Remember when you spent a decade criticizing
my decade learning German? And your interruption
each time I was making a point? But analogy
is the weakest form of argument, you say, you said,
you never stopped saying, even though I saw you
defend analogy at a forum in front of everyone
important—you stood up, you sat alone, you're so
independent, you tease—and praised the comparison
of a skyline to one cracked lentil. Well I want to
compare a nest of wet shoelaces to your recitation
of Chris Rock stand-up. Or the sincerity of your smile
to a bedspread hyacinth. Or our entire relationship
to the guy in the backseat who reads every road sign
aloud in a slow, sarcastic voice. Ted, I would have
written a mass e-mail about you getting cancer, too.

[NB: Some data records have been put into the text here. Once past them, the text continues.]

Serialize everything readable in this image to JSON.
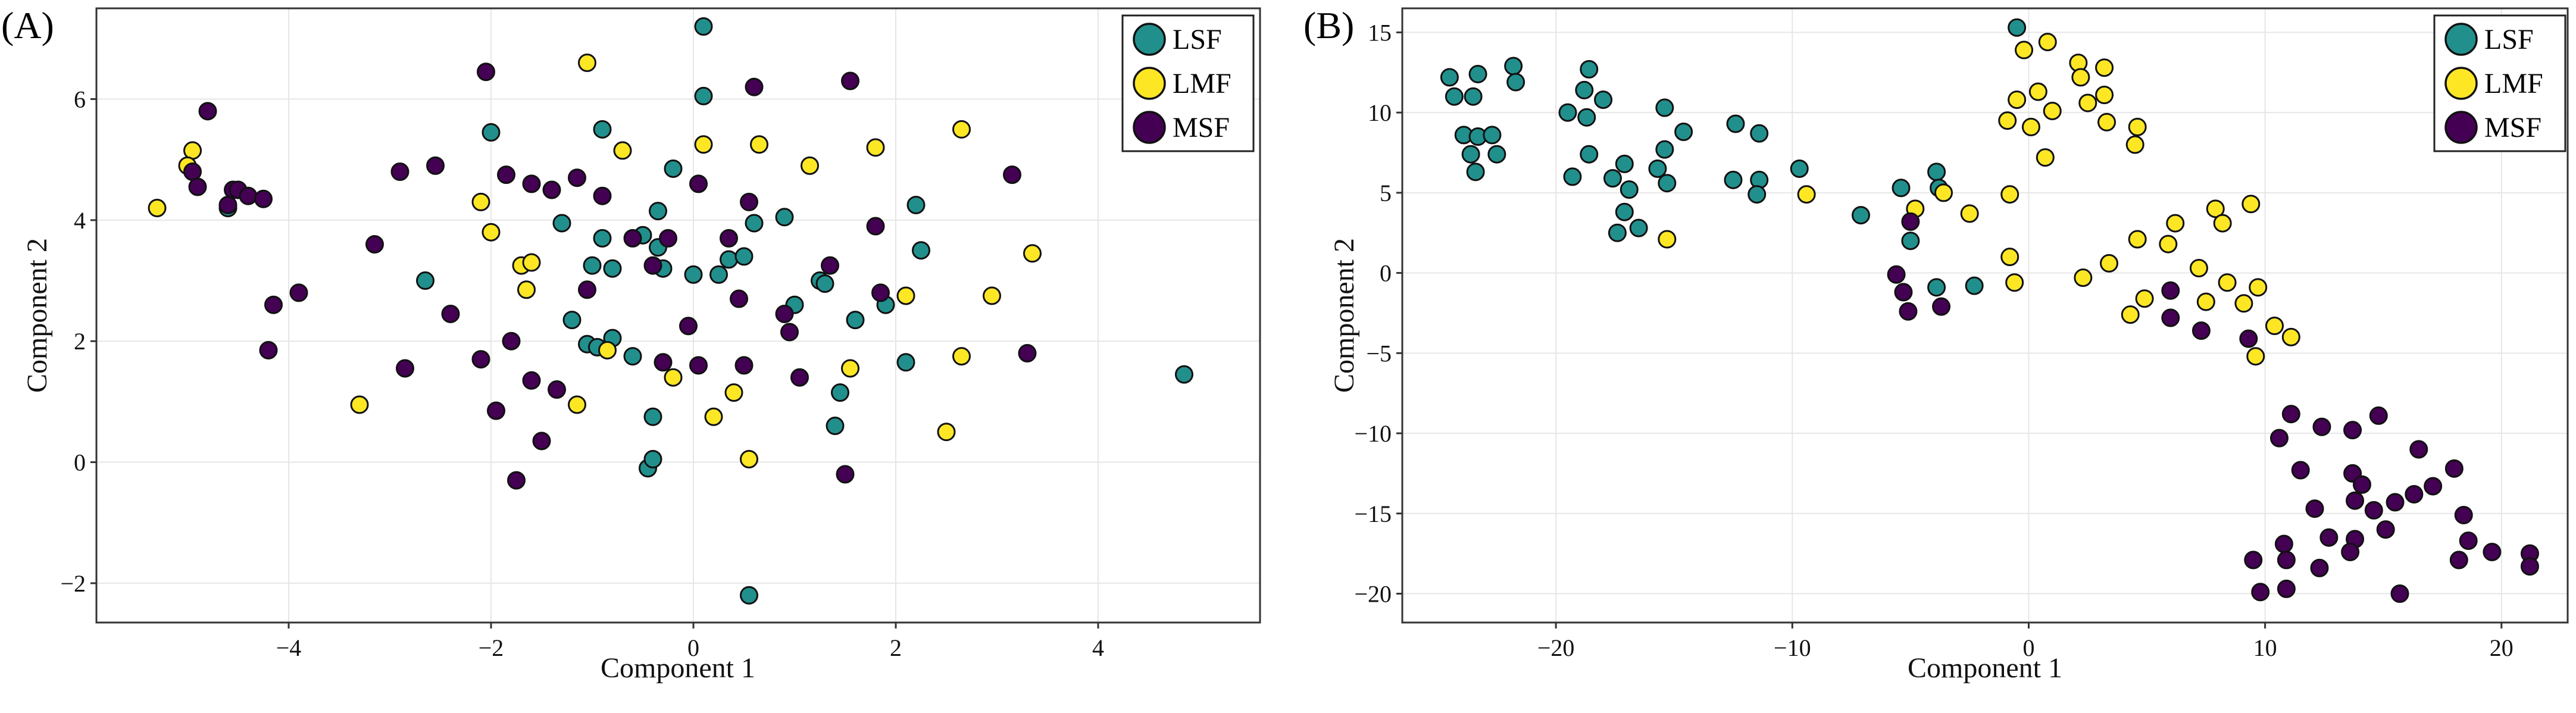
{
  "chart_data": [
    {
      "type": "scatter",
      "panel": "(A)",
      "xlabel": "Component 1",
      "ylabel": "Component 2",
      "xlim": [
        -5.9,
        5.6
      ],
      "ylim": [
        -2.65,
        7.5
      ],
      "xticks": [
        -4,
        -2,
        0,
        2,
        4
      ],
      "yticks": [
        -2,
        0,
        2,
        4,
        6
      ],
      "grid": true,
      "legend_position": "top-right",
      "series": [
        {
          "name": "LSF",
          "color": "#21908d",
          "points": [
            [
              0.1,
              7.2
            ],
            [
              0.1,
              6.05
            ],
            [
              -2.0,
              5.45
            ],
            [
              -0.9,
              5.5
            ],
            [
              -0.2,
              4.85
            ],
            [
              -4.6,
              4.2
            ],
            [
              -1.3,
              3.95
            ],
            [
              -0.35,
              4.15
            ],
            [
              -0.9,
              3.7
            ],
            [
              -0.5,
              3.75
            ],
            [
              -0.35,
              3.55
            ],
            [
              -0.3,
              3.2
            ],
            [
              -1.0,
              3.25
            ],
            [
              -0.8,
              3.2
            ],
            [
              -2.65,
              3.0
            ],
            [
              0.0,
              3.1
            ],
            [
              0.25,
              3.1
            ],
            [
              0.35,
              3.35
            ],
            [
              0.5,
              3.4
            ],
            [
              0.6,
              3.95
            ],
            [
              0.9,
              4.05
            ],
            [
              1.25,
              3.0
            ],
            [
              1.3,
              2.95
            ],
            [
              2.2,
              4.25
            ],
            [
              2.25,
              3.5
            ],
            [
              1.6,
              2.35
            ],
            [
              1.0,
              2.6
            ],
            [
              1.9,
              2.6
            ],
            [
              2.1,
              1.65
            ],
            [
              -1.2,
              2.35
            ],
            [
              -1.05,
              1.95
            ],
            [
              -0.95,
              1.9
            ],
            [
              -0.8,
              2.05
            ],
            [
              -0.6,
              1.75
            ],
            [
              -0.4,
              0.75
            ],
            [
              -0.45,
              -0.1
            ],
            [
              -0.4,
              0.05
            ],
            [
              1.45,
              1.15
            ],
            [
              1.4,
              0.6
            ],
            [
              0.55,
              -2.2
            ],
            [
              4.85,
              1.45
            ]
          ]
        },
        {
          "name": "LMF",
          "color": "#fde725",
          "points": [
            [
              -1.05,
              6.6
            ],
            [
              -0.7,
              5.15
            ],
            [
              -4.95,
              5.15
            ],
            [
              -5.0,
              4.9
            ],
            [
              -5.3,
              4.2
            ],
            [
              0.1,
              5.25
            ],
            [
              0.65,
              5.25
            ],
            [
              1.15,
              4.9
            ],
            [
              1.8,
              5.2
            ],
            [
              2.65,
              5.5
            ],
            [
              -2.1,
              4.3
            ],
            [
              -2.0,
              3.8
            ],
            [
              -1.7,
              3.25
            ],
            [
              -1.6,
              3.3
            ],
            [
              -1.65,
              2.85
            ],
            [
              2.1,
              2.75
            ],
            [
              2.95,
              2.75
            ],
            [
              3.35,
              3.45
            ],
            [
              -0.85,
              1.85
            ],
            [
              -0.2,
              1.4
            ],
            [
              0.2,
              0.75
            ],
            [
              0.4,
              1.15
            ],
            [
              1.55,
              1.55
            ],
            [
              2.65,
              1.75
            ],
            [
              2.5,
              0.5
            ],
            [
              0.55,
              0.05
            ],
            [
              -3.3,
              0.95
            ],
            [
              -1.15,
              0.95
            ]
          ]
        },
        {
          "name": "MSF",
          "color": "#440154",
          "points": [
            [
              -2.05,
              6.45
            ],
            [
              0.6,
              6.2
            ],
            [
              1.55,
              6.3
            ],
            [
              -4.8,
              5.8
            ],
            [
              -4.95,
              4.8
            ],
            [
              -4.9,
              4.55
            ],
            [
              -4.55,
              4.5
            ],
            [
              -4.5,
              4.5
            ],
            [
              -4.4,
              4.4
            ],
            [
              -4.25,
              4.35
            ],
            [
              -4.6,
              4.25
            ],
            [
              -2.55,
              4.9
            ],
            [
              -2.9,
              4.8
            ],
            [
              -1.85,
              4.75
            ],
            [
              -1.6,
              4.6
            ],
            [
              -1.4,
              4.5
            ],
            [
              -1.15,
              4.7
            ],
            [
              -0.9,
              4.4
            ],
            [
              0.05,
              4.6
            ],
            [
              0.55,
              4.3
            ],
            [
              3.15,
              4.75
            ],
            [
              -3.15,
              3.6
            ],
            [
              -0.6,
              3.7
            ],
            [
              -0.4,
              3.25
            ],
            [
              -0.25,
              3.7
            ],
            [
              0.35,
              3.7
            ],
            [
              1.8,
              3.9
            ],
            [
              -4.15,
              2.6
            ],
            [
              -3.9,
              2.8
            ],
            [
              -2.4,
              2.45
            ],
            [
              -1.8,
              2.0
            ],
            [
              -1.05,
              2.85
            ],
            [
              0.45,
              2.7
            ],
            [
              0.9,
              2.45
            ],
            [
              1.35,
              3.25
            ],
            [
              1.85,
              2.8
            ],
            [
              -4.2,
              1.85
            ],
            [
              -2.85,
              1.55
            ],
            [
              -2.1,
              1.7
            ],
            [
              -0.3,
              1.65
            ],
            [
              -0.05,
              2.25
            ],
            [
              0.05,
              1.6
            ],
            [
              0.5,
              1.6
            ],
            [
              0.95,
              2.15
            ],
            [
              1.05,
              1.4
            ],
            [
              3.3,
              1.8
            ],
            [
              -1.6,
              1.35
            ],
            [
              -1.35,
              1.2
            ],
            [
              -1.5,
              0.35
            ],
            [
              -1.95,
              0.85
            ],
            [
              -1.75,
              -0.3
            ],
            [
              1.5,
              -0.2
            ]
          ]
        }
      ]
    },
    {
      "type": "scatter",
      "panel": "(B)",
      "xlabel": "Component 1",
      "ylabel": "Component 2",
      "xlim": [
        -26.5,
        22.8
      ],
      "ylim": [
        -21.8,
        16.5
      ],
      "xticks": [
        -20,
        -10,
        0,
        10,
        20
      ],
      "yticks": [
        -20,
        -15,
        -10,
        -5,
        0,
        5,
        10,
        15
      ],
      "grid": true,
      "legend_position": "top-right",
      "series": [
        {
          "name": "LSF",
          "color": "#21908d",
          "points": [
            [
              -24.5,
              12.2
            ],
            [
              -24.3,
              11.0
            ],
            [
              -23.3,
              12.4
            ],
            [
              -23.5,
              11.0
            ],
            [
              -21.8,
              12.9
            ],
            [
              -21.7,
              11.9
            ],
            [
              -23.9,
              8.6
            ],
            [
              -23.3,
              8.5
            ],
            [
              -22.7,
              8.6
            ],
            [
              -23.6,
              7.4
            ],
            [
              -23.4,
              6.3
            ],
            [
              -22.5,
              7.4
            ],
            [
              -19.5,
              10.0
            ],
            [
              -18.8,
              11.4
            ],
            [
              -18.6,
              12.7
            ],
            [
              -18.7,
              9.7
            ],
            [
              -18.0,
              10.8
            ],
            [
              -19.3,
              6.0
            ],
            [
              -18.6,
              7.4
            ],
            [
              -17.6,
              5.9
            ],
            [
              -17.1,
              6.8
            ],
            [
              -16.9,
              5.2
            ],
            [
              -17.1,
              3.8
            ],
            [
              -17.4,
              2.5
            ],
            [
              -16.5,
              2.8
            ],
            [
              -15.7,
              6.5
            ],
            [
              -15.4,
              7.7
            ],
            [
              -15.4,
              10.3
            ],
            [
              -15.3,
              5.6
            ],
            [
              -14.6,
              8.8
            ],
            [
              -12.4,
              9.3
            ],
            [
              -12.5,
              5.8
            ],
            [
              -11.4,
              8.7
            ],
            [
              -11.4,
              5.8
            ],
            [
              -11.5,
              4.9
            ],
            [
              -9.7,
              6.5
            ],
            [
              -7.1,
              3.6
            ],
            [
              -5.4,
              5.3
            ],
            [
              -3.9,
              6.3
            ],
            [
              -3.8,
              5.3
            ],
            [
              -5.0,
              2.0
            ],
            [
              -3.9,
              -0.9
            ],
            [
              -2.3,
              -0.8
            ],
            [
              -0.5,
              15.3
            ]
          ]
        },
        {
          "name": "LMF",
          "color": "#fde725",
          "points": [
            [
              0.8,
              14.4
            ],
            [
              -0.2,
              13.9
            ],
            [
              2.1,
              13.1
            ],
            [
              3.2,
              12.8
            ],
            [
              0.4,
              11.3
            ],
            [
              2.2,
              12.2
            ],
            [
              3.2,
              11.1
            ],
            [
              -0.5,
              10.8
            ],
            [
              1.0,
              10.1
            ],
            [
              -0.9,
              9.5
            ],
            [
              0.1,
              9.1
            ],
            [
              2.5,
              10.6
            ],
            [
              3.3,
              9.4
            ],
            [
              4.6,
              9.1
            ],
            [
              4.5,
              8.0
            ],
            [
              0.7,
              7.2
            ],
            [
              -9.4,
              4.9
            ],
            [
              -15.3,
              2.1
            ],
            [
              -4.8,
              4.0
            ],
            [
              -3.6,
              5.0
            ],
            [
              -2.5,
              3.7
            ],
            [
              -0.8,
              4.9
            ],
            [
              -0.8,
              1.0
            ],
            [
              -0.6,
              -0.6
            ],
            [
              2.3,
              -0.3
            ],
            [
              3.4,
              0.6
            ],
            [
              4.6,
              2.1
            ],
            [
              6.2,
              3.1
            ],
            [
              5.9,
              1.8
            ],
            [
              7.9,
              4.0
            ],
            [
              8.2,
              3.1
            ],
            [
              9.4,
              4.3
            ],
            [
              7.2,
              0.3
            ],
            [
              8.4,
              -0.6
            ],
            [
              9.7,
              -0.9
            ],
            [
              4.9,
              -1.6
            ],
            [
              4.3,
              -2.6
            ],
            [
              7.5,
              -1.8
            ],
            [
              9.1,
              -1.9
            ],
            [
              10.4,
              -3.3
            ],
            [
              11.1,
              -4.0
            ],
            [
              9.6,
              -5.2
            ]
          ]
        },
        {
          "name": "MSF",
          "color": "#440154",
          "points": [
            [
              -5.6,
              -0.1
            ],
            [
              -5.3,
              -1.2
            ],
            [
              -5.1,
              -2.4
            ],
            [
              -3.7,
              -2.1
            ],
            [
              -5.0,
              3.2
            ],
            [
              6.0,
              -1.1
            ],
            [
              6.0,
              -2.8
            ],
            [
              7.3,
              -3.6
            ],
            [
              9.3,
              -4.1
            ],
            [
              11.1,
              -8.8
            ],
            [
              12.4,
              -9.6
            ],
            [
              13.7,
              -9.8
            ],
            [
              14.8,
              -8.9
            ],
            [
              16.5,
              -11.0
            ],
            [
              10.6,
              -10.3
            ],
            [
              11.5,
              -12.3
            ],
            [
              13.7,
              -12.5
            ],
            [
              14.1,
              -13.2
            ],
            [
              15.5,
              -14.3
            ],
            [
              16.3,
              -13.8
            ],
            [
              17.1,
              -13.3
            ],
            [
              18.0,
              -12.2
            ],
            [
              12.1,
              -14.7
            ],
            [
              13.8,
              -14.2
            ],
            [
              14.6,
              -14.8
            ],
            [
              12.7,
              -16.5
            ],
            [
              13.8,
              -16.6
            ],
            [
              15.1,
              -16.0
            ],
            [
              9.5,
              -17.9
            ],
            [
              10.8,
              -16.9
            ],
            [
              10.9,
              -17.9
            ],
            [
              12.3,
              -18.4
            ],
            [
              13.6,
              -17.4
            ],
            [
              18.4,
              -15.1
            ],
            [
              18.6,
              -16.7
            ],
            [
              19.6,
              -17.4
            ],
            [
              18.2,
              -17.9
            ],
            [
              21.2,
              -17.5
            ],
            [
              21.2,
              -18.3
            ],
            [
              9.8,
              -19.9
            ],
            [
              10.9,
              -19.7
            ],
            [
              15.7,
              -20.0
            ]
          ]
        }
      ]
    }
  ]
}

I would have given up giving up meat, just so
we could go to the drive-thru together. (We did, once
—I was appalled.) But you made my sisters laugh
and you paid for our airport parking and you look pretty good
in a navy blue toggle jacket. You also taught me
to listen, because your voicemails are unending, because
I've been socialized to talk only when no one else is—
Dear Ted, I'm twenty-five and my ears are tired,
my spacebar is tired, do you remember that morning
I drove by and saw you lumped against my front lawn,
arms thrown up in abandon? You were tired. You
were waiting for me, much like these lines— Three years
I've wanted to say: Dear Ted, that morning you were crying
over Katrina and Aubree and probably later, Saori:
dewy-eyed and grass-stained but never totally unraveled,
because there’s always some piece of you kept back,
a distance no one has measured, and that’s the real reason
I saw you that morning and still drove by:
because I think I know what you thought you were feeling.